Background/aims: The activation of hepatic stellate cells is a key initiating event in hepatic fibrogenesis. Although TGFbeta1 is a potent inducer of collagen alpha1(I) expression in vitro and elevated levels of TGFbeta1 are found in patients and experimental animals with hepatic fibrosis and cirrhosis, the role of increased TGFbeta1 in the initiation of hepatic stellate cell activation in vivo is unknown. We used two experimental approaches to study this relationship: 1) Induction of an acute liver injury with carbon tetrachloride (CCl4) in normal and TGFbeta1-knockout (ko) mice, and 2) overexpression of TGFbeta1 in the liver of wild-type mice using a recombinant replication-deficient adenovirus encoding human TGFbeta1 (Ad-TGFbeta1).

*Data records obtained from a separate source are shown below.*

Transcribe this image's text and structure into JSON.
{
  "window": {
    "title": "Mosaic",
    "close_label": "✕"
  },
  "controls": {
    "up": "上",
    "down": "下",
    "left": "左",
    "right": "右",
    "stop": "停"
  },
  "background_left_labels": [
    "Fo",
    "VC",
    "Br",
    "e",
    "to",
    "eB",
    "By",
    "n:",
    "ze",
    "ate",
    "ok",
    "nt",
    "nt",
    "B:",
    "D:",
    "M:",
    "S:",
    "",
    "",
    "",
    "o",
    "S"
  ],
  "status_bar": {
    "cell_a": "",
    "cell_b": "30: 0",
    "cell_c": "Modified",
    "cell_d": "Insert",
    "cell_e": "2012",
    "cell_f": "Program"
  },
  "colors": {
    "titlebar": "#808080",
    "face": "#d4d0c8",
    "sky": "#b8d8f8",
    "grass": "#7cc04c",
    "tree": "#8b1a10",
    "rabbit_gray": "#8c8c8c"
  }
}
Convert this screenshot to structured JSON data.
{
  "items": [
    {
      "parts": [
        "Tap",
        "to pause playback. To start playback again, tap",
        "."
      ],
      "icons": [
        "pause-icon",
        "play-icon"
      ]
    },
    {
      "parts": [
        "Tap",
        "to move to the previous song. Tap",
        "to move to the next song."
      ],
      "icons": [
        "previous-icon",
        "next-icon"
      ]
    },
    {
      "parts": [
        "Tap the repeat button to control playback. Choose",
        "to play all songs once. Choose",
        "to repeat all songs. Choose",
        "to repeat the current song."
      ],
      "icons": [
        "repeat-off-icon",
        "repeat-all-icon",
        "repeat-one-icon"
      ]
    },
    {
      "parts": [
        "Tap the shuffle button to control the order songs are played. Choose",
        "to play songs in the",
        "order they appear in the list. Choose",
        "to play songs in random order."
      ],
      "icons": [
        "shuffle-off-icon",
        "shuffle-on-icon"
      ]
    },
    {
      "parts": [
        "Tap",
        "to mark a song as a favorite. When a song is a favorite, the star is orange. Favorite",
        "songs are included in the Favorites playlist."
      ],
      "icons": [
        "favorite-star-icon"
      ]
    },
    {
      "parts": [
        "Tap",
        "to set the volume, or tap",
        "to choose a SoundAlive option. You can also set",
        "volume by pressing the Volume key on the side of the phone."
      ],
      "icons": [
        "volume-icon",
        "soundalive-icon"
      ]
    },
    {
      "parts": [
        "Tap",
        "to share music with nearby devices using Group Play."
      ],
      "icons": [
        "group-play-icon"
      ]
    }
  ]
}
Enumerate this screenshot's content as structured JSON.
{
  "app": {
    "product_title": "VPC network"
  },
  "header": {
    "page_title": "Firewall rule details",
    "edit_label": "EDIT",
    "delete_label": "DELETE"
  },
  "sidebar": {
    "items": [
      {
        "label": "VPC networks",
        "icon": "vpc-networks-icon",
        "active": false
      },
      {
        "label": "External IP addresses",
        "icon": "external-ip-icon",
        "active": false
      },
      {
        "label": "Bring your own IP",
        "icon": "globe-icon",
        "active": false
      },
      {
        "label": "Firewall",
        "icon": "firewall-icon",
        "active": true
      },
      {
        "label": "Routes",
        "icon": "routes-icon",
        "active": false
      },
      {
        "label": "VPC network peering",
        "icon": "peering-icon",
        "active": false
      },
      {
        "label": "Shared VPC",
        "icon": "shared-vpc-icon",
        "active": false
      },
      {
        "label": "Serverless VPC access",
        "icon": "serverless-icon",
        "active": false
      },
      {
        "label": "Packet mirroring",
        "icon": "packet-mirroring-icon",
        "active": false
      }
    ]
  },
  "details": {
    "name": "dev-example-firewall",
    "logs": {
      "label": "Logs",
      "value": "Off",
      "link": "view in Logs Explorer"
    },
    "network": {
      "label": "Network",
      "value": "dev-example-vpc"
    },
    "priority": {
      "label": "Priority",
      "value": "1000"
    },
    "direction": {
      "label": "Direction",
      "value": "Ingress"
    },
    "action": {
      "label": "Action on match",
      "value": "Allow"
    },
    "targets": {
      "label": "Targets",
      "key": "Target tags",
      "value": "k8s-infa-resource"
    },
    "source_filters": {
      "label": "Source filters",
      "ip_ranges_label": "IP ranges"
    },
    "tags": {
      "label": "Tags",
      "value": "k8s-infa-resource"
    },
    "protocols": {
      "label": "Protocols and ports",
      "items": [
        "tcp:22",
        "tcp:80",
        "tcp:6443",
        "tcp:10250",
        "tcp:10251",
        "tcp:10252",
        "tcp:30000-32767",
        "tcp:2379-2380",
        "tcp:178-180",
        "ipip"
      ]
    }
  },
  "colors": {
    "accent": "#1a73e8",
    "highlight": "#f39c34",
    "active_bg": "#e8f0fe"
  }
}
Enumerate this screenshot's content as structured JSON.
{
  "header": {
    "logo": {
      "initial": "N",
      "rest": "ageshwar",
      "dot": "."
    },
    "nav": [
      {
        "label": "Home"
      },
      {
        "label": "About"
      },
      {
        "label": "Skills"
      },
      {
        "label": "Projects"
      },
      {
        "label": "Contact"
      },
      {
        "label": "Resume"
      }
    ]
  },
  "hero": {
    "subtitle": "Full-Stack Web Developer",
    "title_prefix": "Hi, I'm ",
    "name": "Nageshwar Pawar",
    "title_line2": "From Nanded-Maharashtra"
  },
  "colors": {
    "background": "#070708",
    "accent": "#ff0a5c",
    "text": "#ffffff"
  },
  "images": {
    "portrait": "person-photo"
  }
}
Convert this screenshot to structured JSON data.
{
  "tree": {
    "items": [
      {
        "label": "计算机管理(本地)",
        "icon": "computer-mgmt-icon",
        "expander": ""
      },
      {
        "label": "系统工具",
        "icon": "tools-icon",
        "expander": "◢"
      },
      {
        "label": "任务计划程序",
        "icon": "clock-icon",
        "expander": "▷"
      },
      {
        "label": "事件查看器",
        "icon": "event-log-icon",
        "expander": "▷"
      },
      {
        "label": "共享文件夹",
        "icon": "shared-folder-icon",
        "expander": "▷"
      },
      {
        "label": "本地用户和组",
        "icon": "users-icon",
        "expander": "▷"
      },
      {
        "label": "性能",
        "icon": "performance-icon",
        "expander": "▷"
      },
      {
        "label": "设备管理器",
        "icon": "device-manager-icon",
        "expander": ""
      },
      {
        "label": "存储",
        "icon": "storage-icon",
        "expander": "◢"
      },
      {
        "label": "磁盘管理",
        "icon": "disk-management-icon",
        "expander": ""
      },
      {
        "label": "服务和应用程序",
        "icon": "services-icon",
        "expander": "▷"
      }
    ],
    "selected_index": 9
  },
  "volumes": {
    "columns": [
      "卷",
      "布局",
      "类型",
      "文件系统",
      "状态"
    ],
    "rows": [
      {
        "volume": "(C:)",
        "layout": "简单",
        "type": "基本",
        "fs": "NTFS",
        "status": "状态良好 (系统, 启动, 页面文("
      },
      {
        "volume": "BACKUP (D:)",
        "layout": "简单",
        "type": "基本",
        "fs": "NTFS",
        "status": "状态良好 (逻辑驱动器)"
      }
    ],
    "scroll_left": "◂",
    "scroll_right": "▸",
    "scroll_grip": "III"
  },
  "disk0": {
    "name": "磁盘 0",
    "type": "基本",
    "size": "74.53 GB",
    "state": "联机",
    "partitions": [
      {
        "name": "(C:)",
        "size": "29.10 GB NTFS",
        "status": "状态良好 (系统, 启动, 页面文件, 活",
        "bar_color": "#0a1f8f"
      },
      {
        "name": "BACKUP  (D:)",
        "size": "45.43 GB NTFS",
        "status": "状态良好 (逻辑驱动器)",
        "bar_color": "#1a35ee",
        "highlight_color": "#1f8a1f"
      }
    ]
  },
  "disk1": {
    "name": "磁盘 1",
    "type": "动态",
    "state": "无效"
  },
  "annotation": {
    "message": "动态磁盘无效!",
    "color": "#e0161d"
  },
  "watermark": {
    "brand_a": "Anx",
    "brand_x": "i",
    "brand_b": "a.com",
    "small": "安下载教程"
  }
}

Methods: TGFbeta1-ko mice (n=6) and normal mice (n=6) were injected once intraperitoneally (i.p.) with CCl4 (1 microl/g BW) or mineral oil. Wild-type mice (n=3) were injected intravenously with Ad-TGFbeta1 (10(10) pfu) or a control virus expressing beta-galactosidase (Ad-LacZ, 10(10) pfu). Animals were sacrificed after 3 days and total liver RNA was prepared. The expression of collagen alpha1(I) mRNA normalized to GAPDH mRNA was measured by RNase protection assay, asmooth muscle actin (alpha-sma) protein expression was analyzed by Western blotting. The expression of TGFbeta1, TGFbeta2, and TGFbeta3 mRNAs were determined semi-quantitatively with RT-PCR.
Results: The collagen alpha1(I) mRNA was increased 10-fold in CCl4-treated wild-type mice compared to the controls. This increase was reduced about 80% in the TGFbeta1-ko mice. The TGFbeta1 mRNA levels in the wild-type mice were proportional to the collagen alpha1(I) mRNA levels. a-sma, a marker of hepatic stellate cell activation, was expressed earlier and at a higher level in wild-type mice than TGFbeta-ko mice after CCl4 treatment. The Ad-TGFbeta1 infected mice had 14-fold higher hepatic TGFbeta protein levels and 15-fold higher collagen alpha1(I) mRNA levels than the Ad-LacZ-infected control mice. Collagen alpha1(I) mRNA levels were proportional to the transgenic TGFbeta1 mRNA levels, while the endogenous TGFbeta1 was only slightly higher than in the controls. TGFbeta2 and TGFbeta3 mRNA levels were elevated in CCl4-treated wild-type and TGFbeta1-ko mice and in Ad-TGFbeta1-infected mice compared to the controls.
Conclusions: Absence of TGFbeta1 inhibits hepatic collagen alpha1(I) mRNA and alpha-sma protein expression by the toxic stimulus CCl4, and targeted TGFbeta1 overexpression increases collagen alpha1(I) mRNA and alpha-sma protein levels in the liver in vivo. Other TGFbeta family members do not compensate for the TGFbeta1 deficiency. This indicates that TGFbeta1 accelerates, but is not absolutely required, for the activation of hepatic stellate cells.